Der Geruch ist im trockenen Zustand nicht so stark, aber er erinnert etwas an eine Mischung aus Zitronengras, Schuhcreme und dezentem Rauch – in dieser Konzentration sehr angenehm. Auch wenn Schuhcreme dem einen oder anderen etwas negativ vorkommen könnte.
Die Beschreibung des Geschmacks ist natürlich sehr subjektiv und es kann gut sein, dass andere Tee-Trinker die Aromen mit etwas Anderem assoziieren. Ich gebe nur die Aromen wieder, die in unserer Runde explizit genannt wurden.
Der erste Aufguss war kaum in Worte zu fassen und sehr süß, aber auch frisch.
Foto des zweiten Aufgusses |
Die ersten Aufgüsse sind in der Tassenfarbe sehr hell und erinnern an Grüntee. Kein Wunder, schließlich sind die Blätter noch vergleichsweise jung. Ab dem zweiten Aufguss gesellt sich etwas Minze und die Säure eines Apfels dazu.
Der dritte Aufguss war wohl etwas zu lang gezogen, denn die Säure war ein bisschen zu stark für meinen Geschmack. Auch die Adstringenz hat zugenommen. Das wiederholte sich auch beim vierten Mal. Der Geschmack wurde herber, aber es kamen auch Spuren von rotem Pfeffer dazu. Der Tee bekam außerdem eine ölige Konsistenz, was ich wiederum sehr angenehm fand.
Fünfter Aufguss |
Ab dem fünften Aufguss wurde der Tee süßer und süffiger. Ab dem sechsten vernahm ich herb-fruchtige Säure wie ich sie von Pampelmusen kenne. Der Tee erwies viel Ausdauer und gab bis zum 12. Aufguss kaum nach. Beim zehnten Mal notierte ich noch einen kräuterigen Geschmack und beim zwölften deutliche Fruchtnoten.

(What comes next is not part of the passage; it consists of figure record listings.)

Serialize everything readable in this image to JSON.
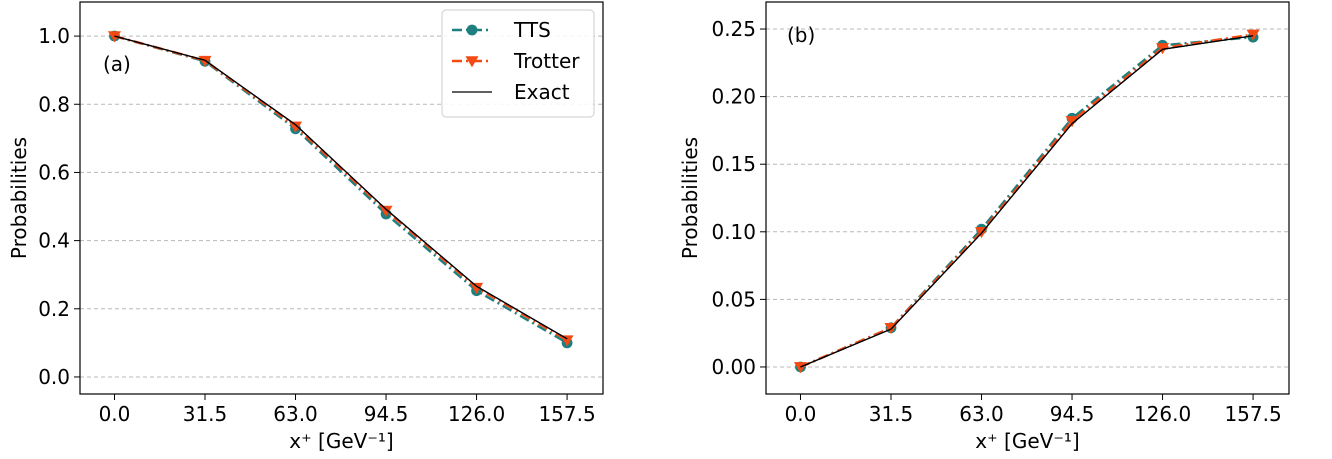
{
  "chart_data": [
    {
      "type": "line",
      "panel_label": "(a)",
      "xlabel": "x⁺ [GeV⁻¹]",
      "ylabel": "Probabilities",
      "categories": [
        "0.0",
        "31.5",
        "63.0",
        "94.5",
        "126.0",
        "157.5"
      ],
      "x": [
        0.0,
        31.5,
        63.0,
        94.5,
        126.0,
        157.5
      ],
      "xlim": [
        -12,
        170
      ],
      "ylim": [
        -0.05,
        1.1
      ],
      "yticks": [
        0.0,
        0.2,
        0.4,
        0.6,
        0.8,
        1.0
      ],
      "ytick_labels": [
        "0.0",
        "0.2",
        "0.4",
        "0.6",
        "0.8",
        "1.0"
      ],
      "grid": "horizontal dashed",
      "legend": "top-right",
      "series": [
        {
          "name": "TTS",
          "values": [
            1.0,
            0.926,
            0.728,
            0.478,
            0.253,
            0.1
          ],
          "color": "#1f7f7f",
          "marker": "circle",
          "style": "dash-dot"
        },
        {
          "name": "Trotter",
          "values": [
            1.0,
            0.928,
            0.735,
            0.488,
            0.262,
            0.108
          ],
          "color": "#f24a12",
          "marker": "triangle-down",
          "style": "dash-dot"
        },
        {
          "name": "Exact",
          "values": [
            1.0,
            0.929,
            0.74,
            0.492,
            0.266,
            0.112
          ],
          "color": "#000000",
          "marker": "none",
          "style": "solid"
        }
      ]
    },
    {
      "type": "line",
      "panel_label": "(b)",
      "xlabel": "x⁺ [GeV⁻¹]",
      "ylabel": "Probabilities",
      "categories": [
        "0.0",
        "31.5",
        "63.0",
        "94.5",
        "126.0",
        "157.5"
      ],
      "x": [
        0.0,
        31.5,
        63.0,
        94.5,
        126.0,
        157.5
      ],
      "xlim": [
        -12,
        170
      ],
      "ylim": [
        -0.02,
        0.27
      ],
      "yticks": [
        0.0,
        0.05,
        0.1,
        0.15,
        0.2,
        0.25
      ],
      "ytick_labels": [
        "0.00",
        "0.05",
        "0.10",
        "0.15",
        "0.20",
        "0.25"
      ],
      "grid": "horizontal dashed",
      "legend": "none",
      "series": [
        {
          "name": "TTS",
          "values": [
            0.0,
            0.029,
            0.102,
            0.184,
            0.238,
            0.244
          ],
          "color": "#1f7f7f",
          "marker": "circle",
          "style": "dash-dot"
        },
        {
          "name": "Trotter",
          "values": [
            0.0,
            0.029,
            0.1,
            0.182,
            0.236,
            0.246
          ],
          "color": "#f24a12",
          "marker": "triangle-down",
          "style": "dash-dot"
        },
        {
          "name": "Exact",
          "values": [
            0.0,
            0.028,
            0.099,
            0.18,
            0.235,
            0.245
          ],
          "color": "#000000",
          "marker": "none",
          "style": "solid"
        }
      ]
    }
  ]
}
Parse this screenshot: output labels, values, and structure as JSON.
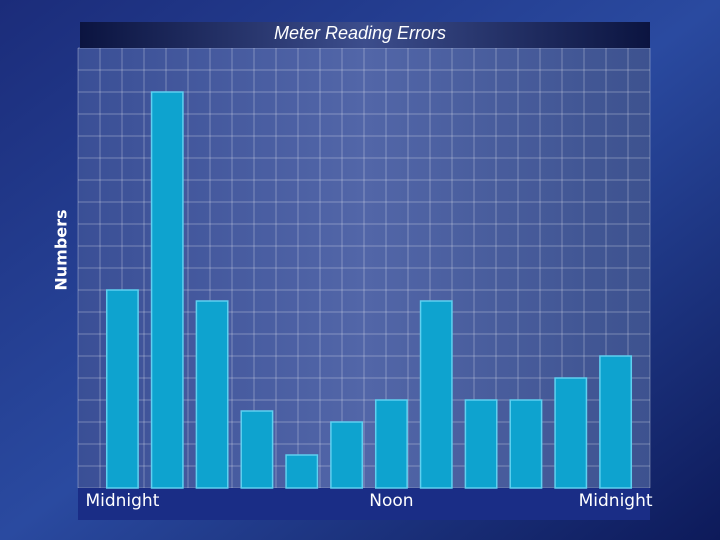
{
  "chart_data": {
    "type": "bar",
    "title": "Meter Reading Errors",
    "y_label": "Numbers",
    "categories": [
      "Midnight",
      null,
      null,
      null,
      null,
      null,
      "Noon",
      null,
      null,
      null,
      null,
      "Midnight"
    ],
    "values": [
      9,
      18,
      8.5,
      3.5,
      1.5,
      3,
      4,
      8.5,
      4,
      4,
      5,
      6
    ],
    "color": "#0ea3cf",
    "ylim": [
      0,
      20
    ],
    "grid": true
  }
}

Der Blick in den Gaiwan verrät, dass viele intakte Blätter in unserem Stück enthalten waren, was wir auch schon anders erlebt haben. Häufig ist es andersherum: Kleine und zerhackte Blätter sind häufiger und intakte Blätter – wenn überhaupt – kommen nur vereinzelt vor. Darunter befanden sich solche prächtigen Exemplare:
Fazit: Ein toller junger Pu Erh, den wir sehr genossen haben. Wie der wohl bei optimaler Lagerung in ein paar Jahren schmeckt?